Огюст улыбнулся прямо в жуткую харю. Скользнул рукой за отворот редингота. Вечерняя тьма вспыхнула белым огнем. Погасла.

– Новенький! Новенький-новенький! – взорвались от радости колокольчики.

Умолкли.

3. Allegretto Нельская башня

– Goddamit! [2] Этот болван потерял шомпол.

– А зачем нам шомпол, герр Бейтс? Разве мы собираемся стрелять? Здесь не в кого стрелять. Мы не любим, когда стреляют, вы же знаете.

– Ури! Не лезь не в свое дело. Ты его хорошо обыскал?

– Да.

– Если Эминент прикажет его оформить, разыграем самоубийство. Застрелился на могиле друга. Душа не вынесла! Д-дверь! Французишки съедят на раз, они обожают романтический клистир. Обстряпаем дельце в лучшем виде! Пистолет его собственный, порох, пули... Нет, порох и пули заберем. Пусть полиция думает, что оружие он зарядил дома. Оттащим поближе к этому Галуа...

Огюст Шевалье слушал. На все прочее он был не способен. Рядом легким ветерком дышала боль. Ударили сильно, кажется, в живот. Спина затекла, он лежит на чем-то твердом. А эти двое, Бейтс и Ури, рассуждают, как ловчее его «оформить».

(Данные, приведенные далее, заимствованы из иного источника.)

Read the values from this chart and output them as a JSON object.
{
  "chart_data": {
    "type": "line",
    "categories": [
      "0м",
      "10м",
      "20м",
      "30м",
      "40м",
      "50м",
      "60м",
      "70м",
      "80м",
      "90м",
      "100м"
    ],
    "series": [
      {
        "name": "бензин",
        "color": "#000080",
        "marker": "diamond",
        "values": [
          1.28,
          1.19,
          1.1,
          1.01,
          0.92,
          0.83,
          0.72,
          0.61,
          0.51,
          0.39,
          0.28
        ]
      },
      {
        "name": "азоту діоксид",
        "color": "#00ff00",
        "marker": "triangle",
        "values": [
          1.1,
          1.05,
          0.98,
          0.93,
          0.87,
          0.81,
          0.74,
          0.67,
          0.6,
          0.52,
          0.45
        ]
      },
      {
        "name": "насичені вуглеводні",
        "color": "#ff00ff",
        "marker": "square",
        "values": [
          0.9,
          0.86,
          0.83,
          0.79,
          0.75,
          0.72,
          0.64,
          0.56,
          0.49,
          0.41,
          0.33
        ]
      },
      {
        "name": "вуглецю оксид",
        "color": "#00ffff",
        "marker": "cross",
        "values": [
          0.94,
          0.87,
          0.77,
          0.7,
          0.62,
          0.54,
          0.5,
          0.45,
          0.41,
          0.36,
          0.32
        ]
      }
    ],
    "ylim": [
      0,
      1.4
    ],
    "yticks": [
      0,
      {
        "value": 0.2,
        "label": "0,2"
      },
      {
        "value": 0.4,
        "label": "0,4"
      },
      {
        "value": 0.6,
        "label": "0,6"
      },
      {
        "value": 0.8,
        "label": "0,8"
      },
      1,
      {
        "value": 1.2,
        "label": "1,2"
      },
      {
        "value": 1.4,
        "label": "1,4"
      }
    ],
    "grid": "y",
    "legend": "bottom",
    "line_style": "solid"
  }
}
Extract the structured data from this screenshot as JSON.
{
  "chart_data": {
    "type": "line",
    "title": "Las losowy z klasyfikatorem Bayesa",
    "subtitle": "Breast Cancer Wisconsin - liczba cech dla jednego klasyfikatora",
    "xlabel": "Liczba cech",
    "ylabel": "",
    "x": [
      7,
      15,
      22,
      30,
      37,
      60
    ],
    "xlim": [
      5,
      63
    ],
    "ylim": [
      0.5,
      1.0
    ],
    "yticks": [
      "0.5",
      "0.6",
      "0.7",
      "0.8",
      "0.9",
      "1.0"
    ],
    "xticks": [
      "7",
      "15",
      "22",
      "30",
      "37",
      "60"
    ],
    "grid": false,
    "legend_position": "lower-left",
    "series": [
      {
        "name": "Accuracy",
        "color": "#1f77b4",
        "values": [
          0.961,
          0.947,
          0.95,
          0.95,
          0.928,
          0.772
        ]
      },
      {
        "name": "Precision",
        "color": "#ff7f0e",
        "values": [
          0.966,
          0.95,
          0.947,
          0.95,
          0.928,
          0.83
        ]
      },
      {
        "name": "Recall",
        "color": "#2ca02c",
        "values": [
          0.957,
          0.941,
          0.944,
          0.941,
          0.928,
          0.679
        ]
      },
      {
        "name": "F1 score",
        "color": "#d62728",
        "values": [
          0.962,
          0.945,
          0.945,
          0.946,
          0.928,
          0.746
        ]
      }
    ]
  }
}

И пахнет сыростью. Наверное, он под землей. Или в заброшенном замке: мокрые камни, старые балки набухли за годы. Нельская башня.

– Герр Бейтс! Наш добрый Эминент не прикажет такого. За что его оформлять? Он не вивисектор, не врач. Врача мы бы и сами оформили, вы нас, герр Бейтс, знаете. За милую душу! Мы бы докторишку на кусочки разорвали! Но этот человек – не врач, он хочет изучать допотопных чудищ, а это нам даже нравится. Это нам очень интересно. Вы, герр Бейтс, зря его били, вам не приказывали распускать руки. Лучше бы добрый Эминент послал нас.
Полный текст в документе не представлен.